Today, we’re diving into a topic that not many people talk about: retirement planning. We get it, it’s not exactly as interesting as a Sam Bankman-Fried scandal, but it’s something we can’t afford to ignore.
The good news is, here in Malaysia, we’ve got a couple of solid options for our retirement – the Employee Provident Fund (EPF) and the Private Retirement Scheme (PRS). Each has its own unique features and benefits. In this article, we’ll break down the differences and similarities.
💲Mandatory vs Voluntary Contribution
EPF is a government-managed mandatory savings plan for employees. Both employees and employers contribute, with employees contributing 11% of their salary and employers contributing 13%. This mandatory setup ensures consistent savings.
On the other hand, PRS is a private investment strategy that allows individuals to contribute voluntarily. Various financial institutions offer PRS funds, offering flexibility in contribution amounts.
🌱Return on Investment
EPF typically offers stable and moderate returns. The fund’s returns are declared annually by the EPF board and are generally derived from conservative investments, such as fixed-income instruments and safe financial instruments.
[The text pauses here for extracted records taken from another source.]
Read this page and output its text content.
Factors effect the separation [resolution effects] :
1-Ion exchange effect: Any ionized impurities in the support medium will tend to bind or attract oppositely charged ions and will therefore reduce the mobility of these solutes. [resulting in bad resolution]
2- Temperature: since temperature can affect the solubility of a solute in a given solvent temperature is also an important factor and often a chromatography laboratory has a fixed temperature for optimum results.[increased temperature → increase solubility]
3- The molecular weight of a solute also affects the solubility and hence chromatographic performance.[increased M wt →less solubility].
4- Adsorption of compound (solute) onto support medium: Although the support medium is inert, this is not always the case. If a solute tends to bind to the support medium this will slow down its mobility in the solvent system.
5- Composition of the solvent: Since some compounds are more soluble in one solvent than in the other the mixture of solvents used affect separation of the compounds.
PRS offers the potential for higher returns compared to EPF. This is because PRS provides a range of investment options, allowing contributors to choose funds with varying risk profiles. While this potential for higher returns exists, it also comes with greater risk, as PRS investments can include equities and other assets with market fluctuations.
💼Flexibility
With EPF, you have limited say in how your money is invested. EPF mainly uses safe investment options to keep your savings secure. However, it does allow you to take out some money for important events or emergencies.
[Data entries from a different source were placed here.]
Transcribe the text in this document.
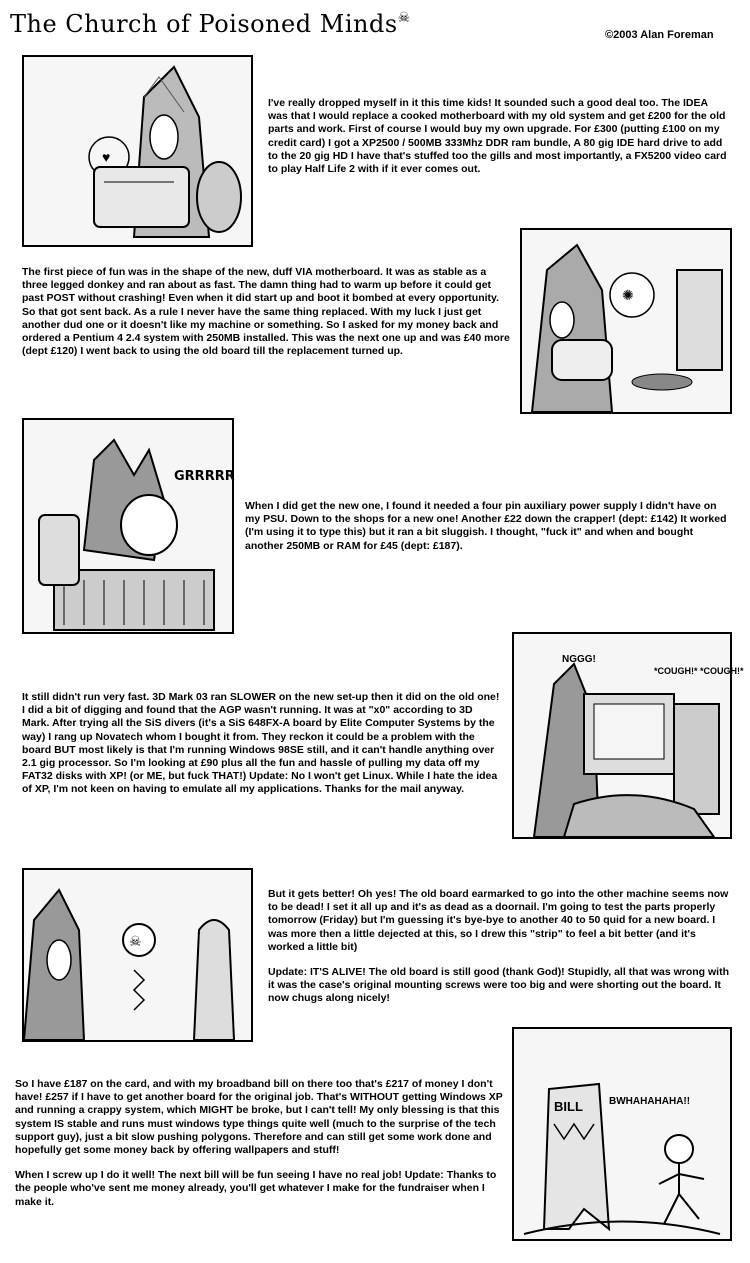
The Church of Poisoned Minds☠
©2003 Alan Foreman
♥

I've really dropped myself in it this time kids! It sounded such a good deal too. The IDEA was that I would replace a cooked motherboard with my old system and get £200 for the old parts and work. First of course I would buy my own upgrade. For £300 (putting £100 on my credit card) I got a XP2500 / 500MB 333Mhz DDR ram bundle, A 80 gig IDE hard drive to add to the 20 gig HD I have that's stuffed too the gills and most importantly, a FX5200 video card to play Half Life 2 with if it ever comes out.

The first piece of fun was in the shape of the new, duff VIA motherboard. It was as stable as a three legged donkey and ran about as fast. The damn thing had to warm up before it could get past POST without crashing! Even when it did start up and boot it bombed at every opportunity. So that got sent back. As a rule I never have the same thing replaced. With my luck I just get another dud one or it doesn't like my machine or something. So I asked for my money back and ordered a Pentium 4 2.4 system with 250MB installed. This was the next one up and was £40 more (dept £120) I went back to using the old board till the replacement turned up.

✺
GRRRRR

When I did get the new one, I found it needed a four pin auxiliary power supply I didn't have on my PSU. Down to the shops for a new one! Another £22 down the crapper! (dept: £142) It worked (I'm using it to type this) but it ran a bit sluggish. I thought, "fuck it" and when and bought another 250MB or RAM for £45 (dept: £187).

It still didn't run very fast. 3D Mark 03 ran SLOWER on the new set-up then it did on the old one! I did a bit of digging and found that the AGP wasn't running. It was at "x0" according to 3D Mark. After trying all the SiS divers (it's a SiS 648FX-A board by Elite Computer Systems by the way) I rang up Novatech whom I bought it from. They reckon it could be a problem with the board BUT most likely is that I'm running Windows 98SE still, and it can't handle anything over 2.1 gig processor. So I'm looking at £90 plus all the fun and hassle of pulling my data off my FAT32 disks with XP! (or ME, but fuck THAT!) Update: No I won't get Linux. While I hate the idea of XP, I'm not keen on having to emulate all my applications. Thanks for the mail anyway.

NGGG!
*COUGH!* *COUGH!*
☠

But it gets better! Oh yes! The old board earmarked to go into the other machine seems now to be dead! I set it all up and it's as dead as a doornail. I'm going to test the parts properly tomorrow (Friday) but I'm guessing it's bye-bye to another 40 to 50 quid for a new board. I was more then a little dejected at this, so I drew this "strip" to feel a bit better (and it's worked a little bit)

Update: IT'S ALIVE! The old board is still good (thank God)! Stupidly, all that was wrong with it was the case's original mounting screws were too big and were shorting out the board. It now chugs along nicely!

So I have £187 on the card, and with my broadband bill on there too that's £217 of money I don't have! £257 if I have to get another board for the original job. That's WITHOUT getting Windows XP and running a crappy system, which MIGHT be broke, but I can't tell! My only blessing is that this system IS stable and runs must windows type things quite well (much to the surprise of the tech support guy), just a bit slow pushing polygons. Therefore and can still get some work done and hopefully get some money back by offering wallpapers and stuff!

When I screw up I do it well! The next bill will be fun seeing I have no real job! Update: Thanks to the people who've sent me money already, you'll get whatever I make for the fundraiser when I make it.

BILL	BWHAHAHAHA!!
On the other hand, PRS gives you more control over where your money goes. You can choose PRS funds based on your comfort with risk, financial goals, and investment preferences. PRS offers various investment choices, including safe ones, balanced options, and growth-focused funds. While PRS encourages saving for the long term, there are some limits on taking out money. But it does offer flexibility in certain situations such as housing or health purposes.
💰Tax Benefits
Contributions to EPF are tax-exempt, which means that individuals can reduce their taxable income by contributing to their EPF account. This tax benefit provides immediate financial relief.
Contributions to PRS are eligible for additional tax relief, providing another layer of tax benefits. This makes PRS an attractive option for those looking to reduce their overall tax burden while saving for retirement.
👵🏻👴🏻Building a Solid Retirement Foundation
Both EPF and PRS are designed for long-term retirement savings, aiming to build a substantial nest egg over your working years for a comfortable retirement.
You can use EPF and PRS together as complementary options, leveraging EPF’s stability and PRS’s potential for higher returns based on your financial circumstances and retirement goals.
Key Takeaway
While EPF offers stability and is mandatory, PRS offers diversification, flexibility, and higher return potential. Relying solely on EPF might not be enough to tackle future challenges like rising living costs and inflation in Malaysia. Therefore, incorporating PRS into your retirement savings strategy can provide a valuable opportunity for a financially comfortable retirement. Together, EPF and PRS create a comprehensive approach to retirement planning that addresses both stability and growth potential.